La difficulté pour chacun de nous est de nous situer dans ce processus et, plus encore, d’y situer notre région, notre pays et de prendre la mesure des changements. Nous ne disposons pas encore, en effet, des cadres de compréhension adéquats, des bonnes lunettes, pour voir avec clarté le nouveau monde qui se construit et, au même moment, nous sentons que celui pour lequel nous avons été préparés nous échappe. Nous ne le comprenons ni ne l’appréhendons plus comme hier. Pire, nous ne savons plus quel chemin prendre, quelle trajectoire suivre.
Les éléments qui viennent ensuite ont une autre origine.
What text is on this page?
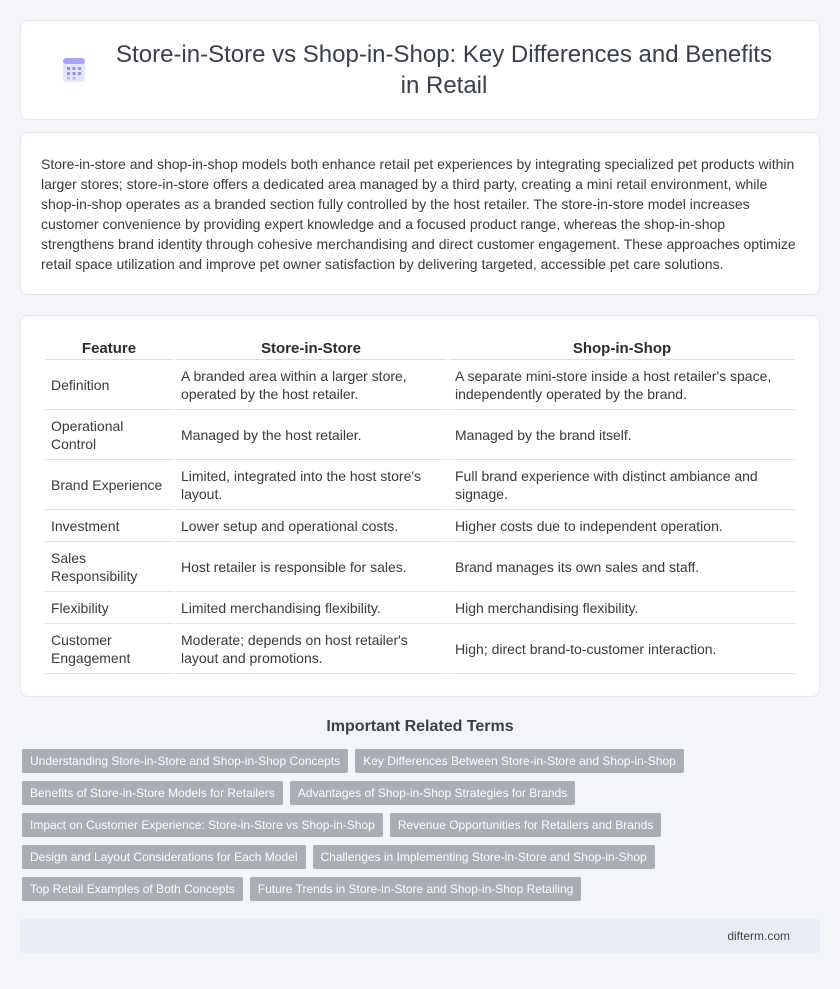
Store-in-Store vs Shop-in-Shop: Key Differences and Benefits in Retail

Store-in-store and shop-in-shop models both enhance retail pet experiences by integrating specialized pet products within larger stores; store-in-store offers a dedicated area managed by a third party, creating a mini retail environment, while shop-in-shop operates as a branded section fully controlled by the host retailer. The store-in-store model increases customer convenience by providing expert knowledge and a focused product range, whereas the shop-in-shop strengthens brand identity through cohesive merchandising and direct customer engagement. These approaches optimize retail space utilization and improve pet owner satisfaction by delivering targeted, accessible pet care solutions.

Feature	Store-in-Store	Shop-in-Shop
Definition	A branded area within a larger store, operated by the host retailer.	A separate mini-store inside a host retailer's space, independently operated by the brand.
Operational Control	Managed by the host retailer.	Managed by the brand itself.
Brand Experience	Limited, integrated into the host store's layout.	Full brand experience with distinct ambiance and signage.
Investment	Lower setup and operational costs.	Higher costs due to independent operation.
Sales Responsibility	Host retailer is responsible for sales.	Brand manages its own sales and staff.
Flexibility	Limited merchandising flexibility.	High merchandising flexibility.
Customer Engagement	Moderate; depends on host retailer's layout and promotions.	High; direct brand-to-customer interaction.
Important Related Terms
Understanding Store-in-Store and Shop-in-Shop Concepts	Key Differences Between Store-in-Store and Shop-in-Shop
Benefits of Store-in-Store Models for Retailers	Advantages of Shop-in-Shop Strategies for Brands
Impact on Customer Experience: Store-in-Store vs Shop-in-Shop	Revenue Opportunities for Retailers and Brands
Design and Layout Considerations for Each Model	Challenges in Implementing Store-in-Store and Shop-in-Shop
Top Retail Examples of Both Concepts	Future Trends in Store-in-Store and Shop-in-Shop Retailing
difterm.com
D’autant que nous peinons à nous localiser dans la société moderne qui, elle-même fragmentée, nous donne à voir des expériences multiples qui nous paraissent tantôt enthousiasmantes, tantôt incohérentes, tantôt néfastes.
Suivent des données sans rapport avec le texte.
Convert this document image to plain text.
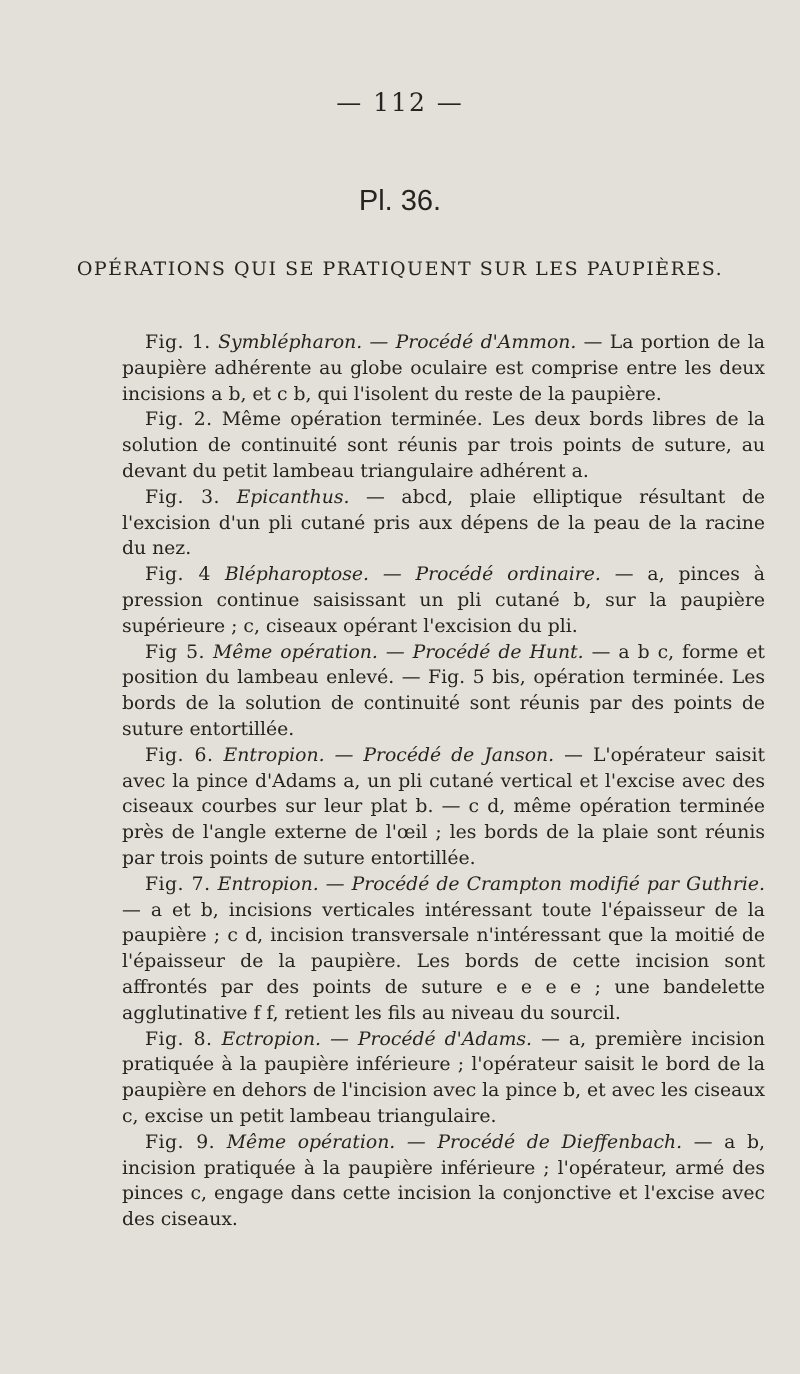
— 112 —
Pl. 36.
OPÉRATIONS QUI SE PRATIQUENT SUR LES PAUPIÈRES.

Fig. 1. Symblépharon. — Procédé d'Ammon. — La portion de la paupière adhérente au globe oculaire est comprise entre les deux incisions a b, et c b, qui l'isolent du reste de la paupière.

Fig. 2. Même opération terminée. Les deux bords libres de la solution de continuité sont réunis par trois points de suture, au devant du petit lambeau triangulaire adhérent a.

Fig. 3. Epicanthus. — abcd, plaie elliptique résultant de l'excision d'un pli cutané pris aux dépens de la peau de la racine du nez.

Fig. 4 Blépharoptose. — Procédé ordinaire. — a, pinces à pression continue saisissant un pli cutané b, sur la paupière supérieure ; c, ciseaux opérant l'excision du pli.

Fig 5. Même opération. — Procédé de Hunt. — a b c, forme et position du lambeau enlevé. — Fig. 5 bis, opération terminée. Les bords de la solution de continuité sont réunis par des points de suture entortillée.

Fig. 6. Entropion. — Procédé de Janson. — L'opérateur saisit avec la pince d'Adams a, un pli cutané vertical et l'excise avec des ciseaux courbes sur leur plat b. — c d, même opération terminée près de l'angle externe de l'œil ; les bords de la plaie sont réunis par trois points de suture entortillée.

Fig. 7. Entropion. — Procédé de Crampton modifié par Guthrie. — a et b, incisions verticales intéressant toute l'épaisseur de la paupière ; c d, incision transversale n'intéressant que la moitié de l'épaisseur de la paupière. Les bords de cette incision sont affrontés par des points de suture e e e e ; une bandelette agglutinative f f, retient les fils au niveau du sourcil.

Fig. 8. Ectropion. — Procédé d'Adams. — a, première incision pratiquée à la paupière inférieure ; l'opérateur saisit le bord de la paupière en dehors de l'incision avec la pince b, et avec les ciseaux c, excise un petit lambeau triangulaire.

Fig. 9. Même opération. — Procédé de Dieffenbach. — a b, incision pratiquée à la paupière inférieure ; l'opérateur, armé des pinces c, engage dans cette incision la conjonctive et l'excise avec des ciseaux.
Nous voudrions, comme Philip Kitcher nous y invite, considérer le progrès comme une réduction de la distance entre un objectif collectif à atteindre et l’endroit où nous nous situons [6]. Mais la vision commune et partagée de cet objectif collectif, qui ferait probablement sens, ou, à tout le moins, débat, ne semble pas exister, ni au niveau mondial, ni au niveau européen, ni au niveau national ou régional. Dès lors, nous suivons le philosophe anglais dans sa seconde approche, plus pragmatique, qui consiste à tenter de résoudre les problèmes majeurs qui se posent à nous.
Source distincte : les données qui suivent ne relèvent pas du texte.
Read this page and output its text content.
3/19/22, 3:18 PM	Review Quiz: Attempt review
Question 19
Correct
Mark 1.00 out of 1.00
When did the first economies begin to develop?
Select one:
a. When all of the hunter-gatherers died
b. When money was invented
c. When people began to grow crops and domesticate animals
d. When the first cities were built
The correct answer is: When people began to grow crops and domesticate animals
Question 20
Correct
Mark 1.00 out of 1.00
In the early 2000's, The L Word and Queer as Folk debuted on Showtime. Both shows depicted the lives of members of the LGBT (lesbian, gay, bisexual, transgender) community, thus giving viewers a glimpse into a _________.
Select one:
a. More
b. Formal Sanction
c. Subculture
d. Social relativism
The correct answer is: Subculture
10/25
C’est dans cette perspective que j’identifierai trois enjeux que je crois essentiels pour la Wallonie et m’interrogerai sur la manière d’y répondre. Le premier est celui de la transition en cours vers le nouveau paradigme industriel. Le deuxième est celui de l’équilibre entre l’emploi productif et celui que je qualifierai de sociétal. Le troisième est celui de notre positionnement économique dans le monde.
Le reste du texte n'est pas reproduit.